Similar thoughts have been expressed by theological speculation - Christian and Islamic. Kant referred to a when the world was not as a place of nothingness in one of his antinomies, I expect this argument has a history probably back to Aquinas. The Ash'arite school of theology inspired by Greek atomism declared that spacetime was atomic. That is they realised that spacetime was a thing too.
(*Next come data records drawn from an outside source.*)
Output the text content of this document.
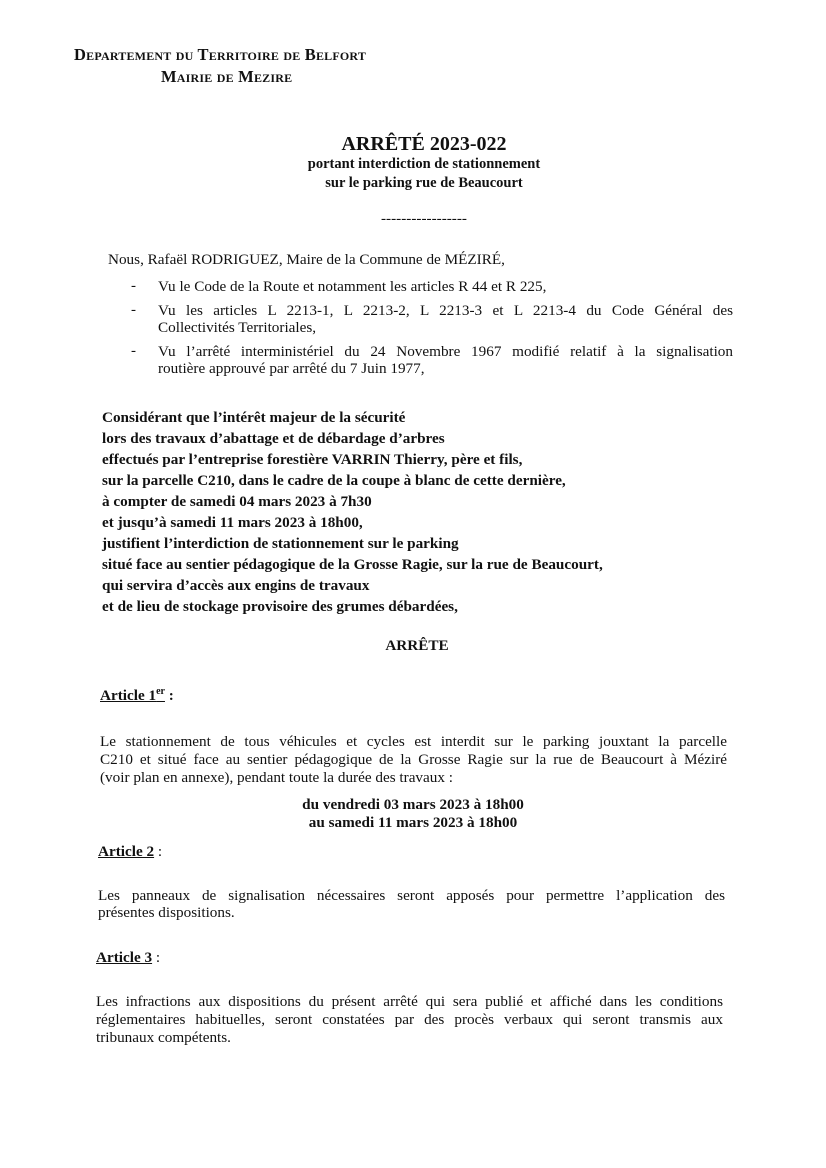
Departement du Territoire de Belfort
Mairie de Mezire
ARRÊTÉ 2023-022
portant interdiction de stationnement
sur le parking rue de Beaucourt
-----------------
Nous, Rafaël RODRIGUEZ, Maire de la Commune de MÉZIRÉ,
- Vu le Code de la Route et notamment les articles R 44 et R 225,
- Vu les articles L 2213-1, L 2213-2, L 2213-3 et L 2213-4 du Code Général des
Collectivités Territoriales,
- Vu l’arrêté interministériel du 24 Novembre 1967 modifié relatif à la signalisation
routière approuvé par arrêté du 7 Juin 1977,
Considérant que l’intérêt majeur de la sécurité
lors des travaux d’abattage et de débardage d’arbres
effectués par l’entreprise forestière VARRIN Thierry, père et fils,
sur la parcelle C210, dans le cadre de la coupe à blanc de cette dernière,
à compter de samedi 04 mars 2023 à 7h30
et jusqu’à samedi 11 mars 2023 à 18h00,
justifient l’interdiction de stationnement sur le parking
situé face au sentier pédagogique de la Grosse Ragie, sur la rue de Beaucourt,
qui servira d’accès aux engins de travaux
et de lieu de stockage provisoire des grumes débardées,
ARRÊTE
Article 1er :
Le stationnement de tous véhicules et cycles est interdit sur le parking jouxtant la parcelle
C210 et situé face au sentier pédagogique de la Grosse Ragie sur la rue de Beaucourt à Méziré
(voir plan en annexe), pendant toute la durée des travaux :
du vendredi 03 mars 2023 à 18h00
au samedi 11 mars 2023 à 18h00
Article 2 :
Les panneaux de signalisation nécessaires seront apposés pour permettre l’application des
présentes dispositions.
Article 3 :
Les infractions aux dispositions du présent arrêté qui sera publié et affiché dans les conditions
réglementaires habituelles, seront constatées par des procès verbaux qui seront transmis aux
tribunaux compétents.
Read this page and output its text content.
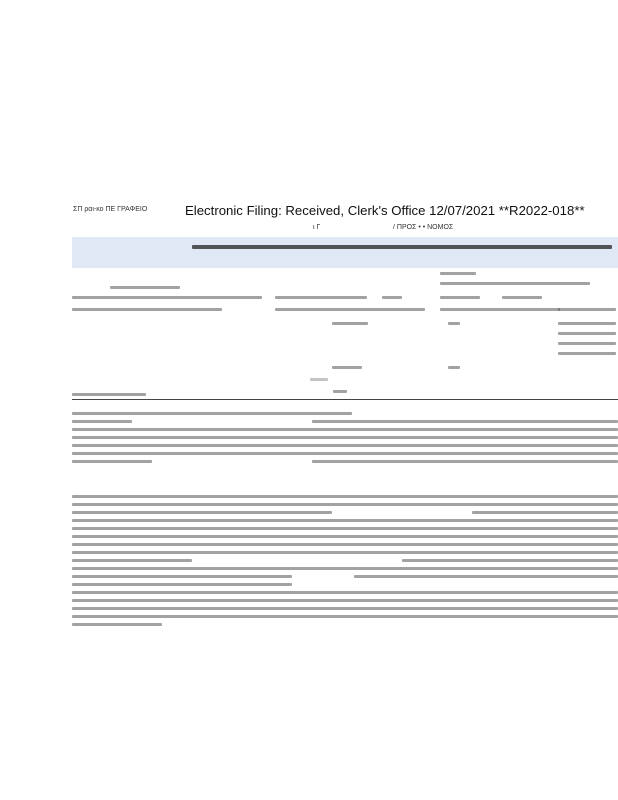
ΣΠ ραι-κο ΠΕ ΓΡΑΦΕΙΟ	Electronic Filing: Received, Clerk's Office 12/07/2021 **R2022-018**
ι Γ	/ ΠΡΟΣ • • ΝΟΜΟΣ
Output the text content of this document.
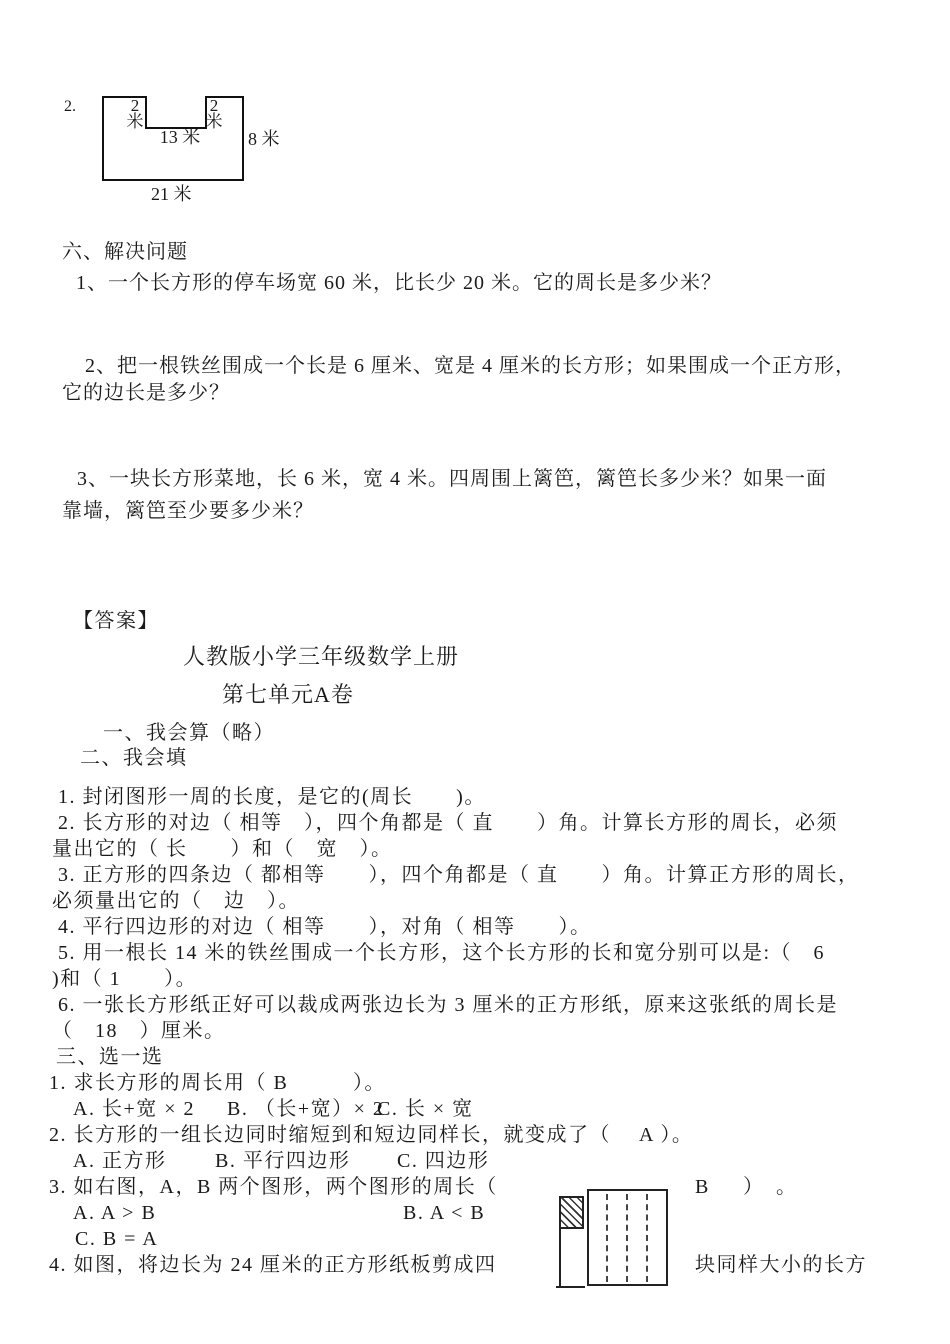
2.	2
米
2
米
13 米	8 米
21 米
六、解决问题
1、一个长方形的停车场宽 60 米，比长少 20 米。它的周长是多少米？
2、把一根铁丝围成一个长是 6 厘米、宽是 4 厘米的长方形；如果围成一个正方形，
它的边长是多少？
3、一块长方形菜地，长 6 米，宽 4 米。四周围上篱笆，篱笆长多少米？如果一面
靠墙，篱笆至少要多少米？
【答案】
人教版小学三年级数学上册
第七单元A卷
一、我会算（略）
二、我会填
1. 封闭图形一周的长度，是它的(周长　　)。
2. 长方形的对边（ 相等　），四个角都是（ 直　　）角。计算长方形的周长，必须
量出它的（ 长　　）和（　宽　）。
3. 正方形的四条边（ 都相等　　），四个角都是（ 直　　）角。计算正方形的周长，
必须量出它的（　边　）。
4. 平行四边形的对边（ 相等　　），对角（ 相等　　）。
5. 用一根长 14 米的铁丝围成一个长方形，这个长方形的长和宽分别可以是:（　6
)和（ 1　　）。
6. 一张长方形纸正好可以裁成两张边长为 3 厘米的正方形纸，原来这张纸的周长是
（　18　）厘米。
三、选一选
1. 求长方形的周长用（ B　　　）。
A. 长+宽 × 2 B. （长+宽）× 2
C. 长 × 宽
2. 长方形的一组长边同时缩短到和短边同样长，就变成了（　 A ）。
A. 正方形 B. 平行四边形 C. 四边形
3. 如右图，A，B 两个图形，两个图形的周长（	B ）　。
A. A > B	B. A < B
C. B = A
4. 如图，将边长为 24 厘米的正方形纸板剪成四	块同样大小的长方
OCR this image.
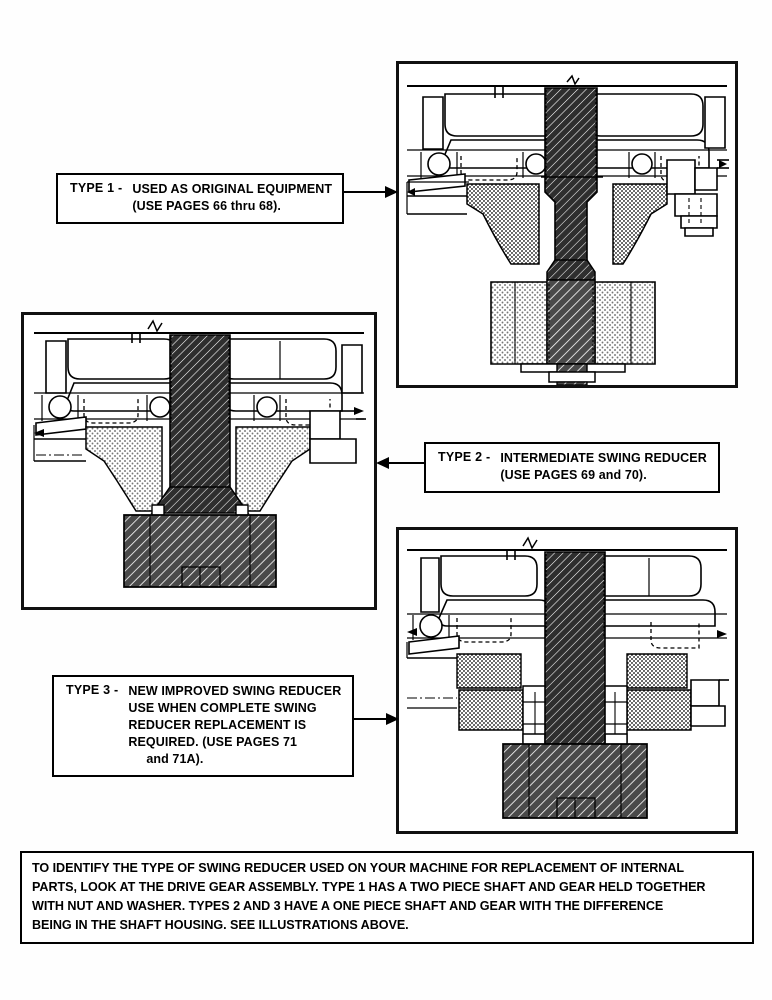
TYPE 1 - USED AS ORIGINAL EQUIPMENT
(USE PAGES 66 thru 68).
TYPE 2 - INTERMEDIATE SWING REDUCER
(USE PAGES 69 and 70).
TYPE 3 - NEW IMPROVED SWING REDUCER
USE WHEN COMPLETE SWING
REDUCER REPLACEMENT IS
REQUIRED. (USE PAGES 71
and 71A).
TO IDENTIFY THE TYPE OF SWING REDUCER USED ON YOUR MACHINE FOR REPLACEMENT OF INTERNAL
PARTS, LOOK AT THE DRIVE GEAR ASSEMBLY. TYPE 1 HAS A TWO PIECE SHAFT AND GEAR HELD TOGETHER
WITH NUT AND WASHER. TYPES 2 AND 3 HAVE A ONE PIECE SHAFT AND GEAR WITH THE DIFFERENCE
BEING IN THE SHAFT HOUSING. SEE ILLUSTRATIONS ABOVE.
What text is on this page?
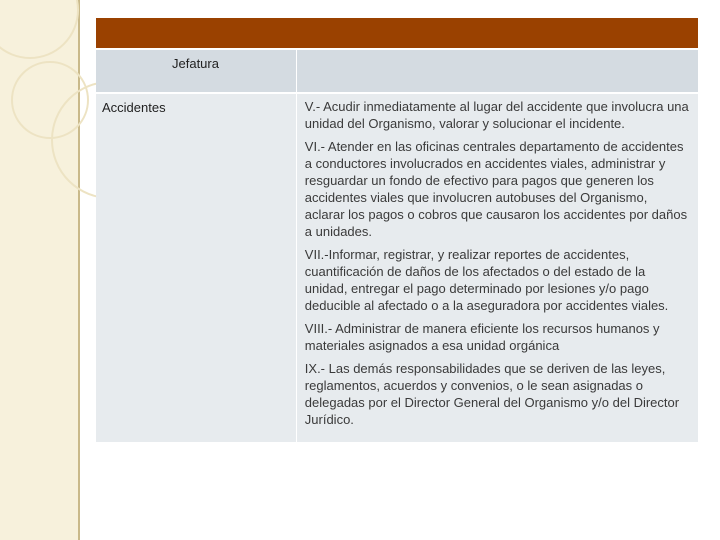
Jefatura	

Accidentes	V.- Acudir inmediatamente al lugar del accidente que involucra una unidad del Organismo, valorar y solucionar el incidente.

VI.- Atender en las oficinas centrales departamento de accidentes a conductores involucrados en accidentes viales, administrar y resguardar un fondo de efectivo para pagos que generen los accidentes viales que involucren autobuses del Organismo, aclarar los pagos o cobros que causaron los accidentes por daños a unidades.

VII.-Informar, registrar, y realizar reportes de accidentes, cuantificación de daños de los afectados o del estado de la unidad, entregar el pago determinado por lesiones y/o pago deducible al afectado o a la aseguradora por accidentes viales.

VIII.- Administrar de manera eficiente los recursos humanos y materiales asignados a esa unidad orgánica

IX.- Las demás responsabilidades que se deriven de las leyes, reglamentos, acuerdos y convenios, o le sean asignadas o delegadas por el Director General del Organismo y/o del Director Jurídico.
Although, it has been said by Hawking and others that outside our world there is nothing. This cannot be accurate - empirically we can never know. There could be or there could not be. This is the space within which philosophical & theological speculation works - as one has no other forms of knowledge. As it is not empirically based there can never be objective agreement on their speculations - one decides for oneself. For example in certain schools of Indian philosophy time is cyclical - the world is destroyed and then remade, in the tradition inspired by the Upanishads there is not nothing as Brahman is the ground for all. In Spinoza extension & mind are just two modes of God, so the world is immanent in God. In materialism or atheism, as promoted by Dawkins amongst others the world itself is all that there is.

What if what we perceive as something are the characteristics of nothing, and therefore we don't exist

You can turn this back on its head - and say that since nothing has the characteristics of something then nothing is a thing too. More accurately one has to ask what can it mean for nothing to have characteristics? It appears only in a negative way, that it has none. Whereas as things has a characteristics in a positive way.

In Buddhism philosophy the idea of nothingness is central. Unfortunately I don't know enough to say anything about that. But, apparently Nagarjuna a Buddhist Philosopher said that the essence of something is that it has no essence.